A shipment of soybeans was transported from Argentina to Malaysia, via Cargill’s Geneva and Singapore subsidiaries. The deal was financed using a letter of credit, which was completed digitally.
The transaction marks a tipping point in the way goods are bought and sold, HSBC and ING Bank said in a media release on Monday. They both successfully executed the first live trade finance transaction using R3’s Corda Blockchain platform for Cargill, an international food and agriculture conglomerate.
The transaction demonstrates that Blockchain is a commercially and operationally viable solution for trade digitization, the banks added. Up to this point, banks, buyers and suppliers had been experimenting with Blockchain, testing proofs of concepts and conducting internal pilots. However, this letter of credit transaction was an end-to-end trade between a buyer and a seller and their respective banking partners, completed on a single and shared digital application rather than multiple systems.
Supported by 12 Banks
What’s more, the Blockchain platform used is already being supported by 12 banks, who are working with R3 and their partners to continue the development to bring the platform to market more broadly.

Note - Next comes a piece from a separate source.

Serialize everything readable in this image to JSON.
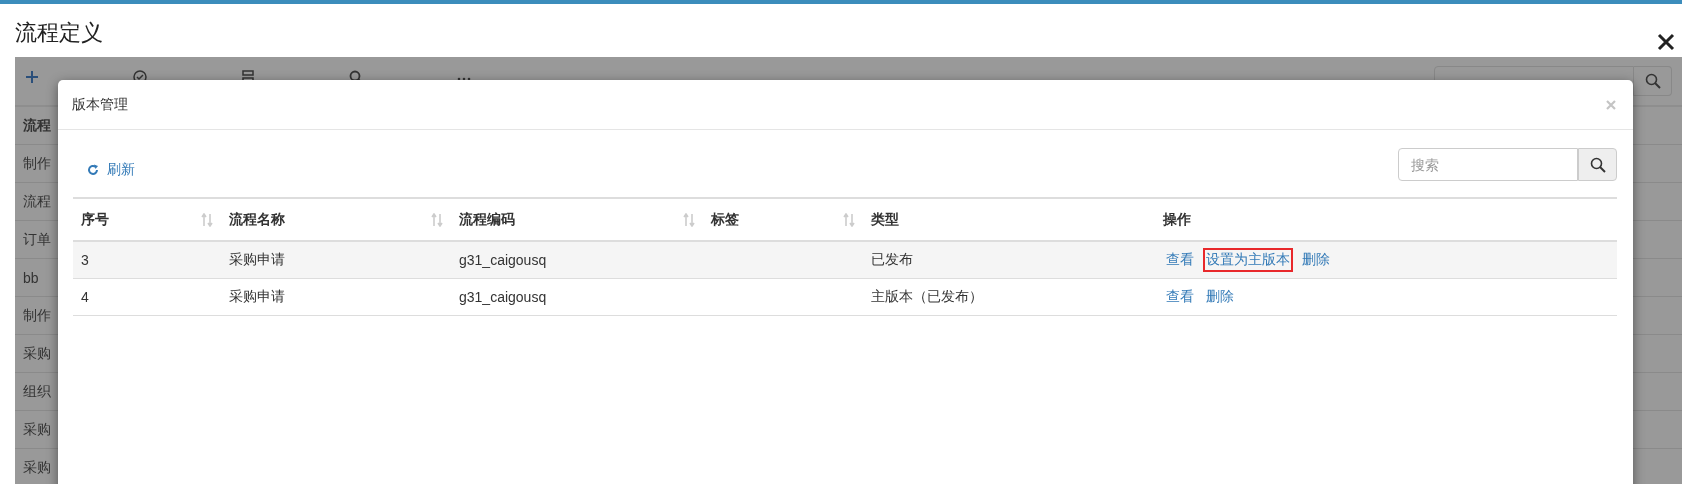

«This is an inflection point for how trade is conducted. At the moment, buyers and suppliers use a letter of credit, typically concluded by physically transferring paper documents, to underpin transactions. With Blockchain, the need for paper reconciliation is removed because all parties are linked on the platform and updates are instantaneous,» said Vivek Ramachandran, global head of innovation and growth, commercial banking at HSBC.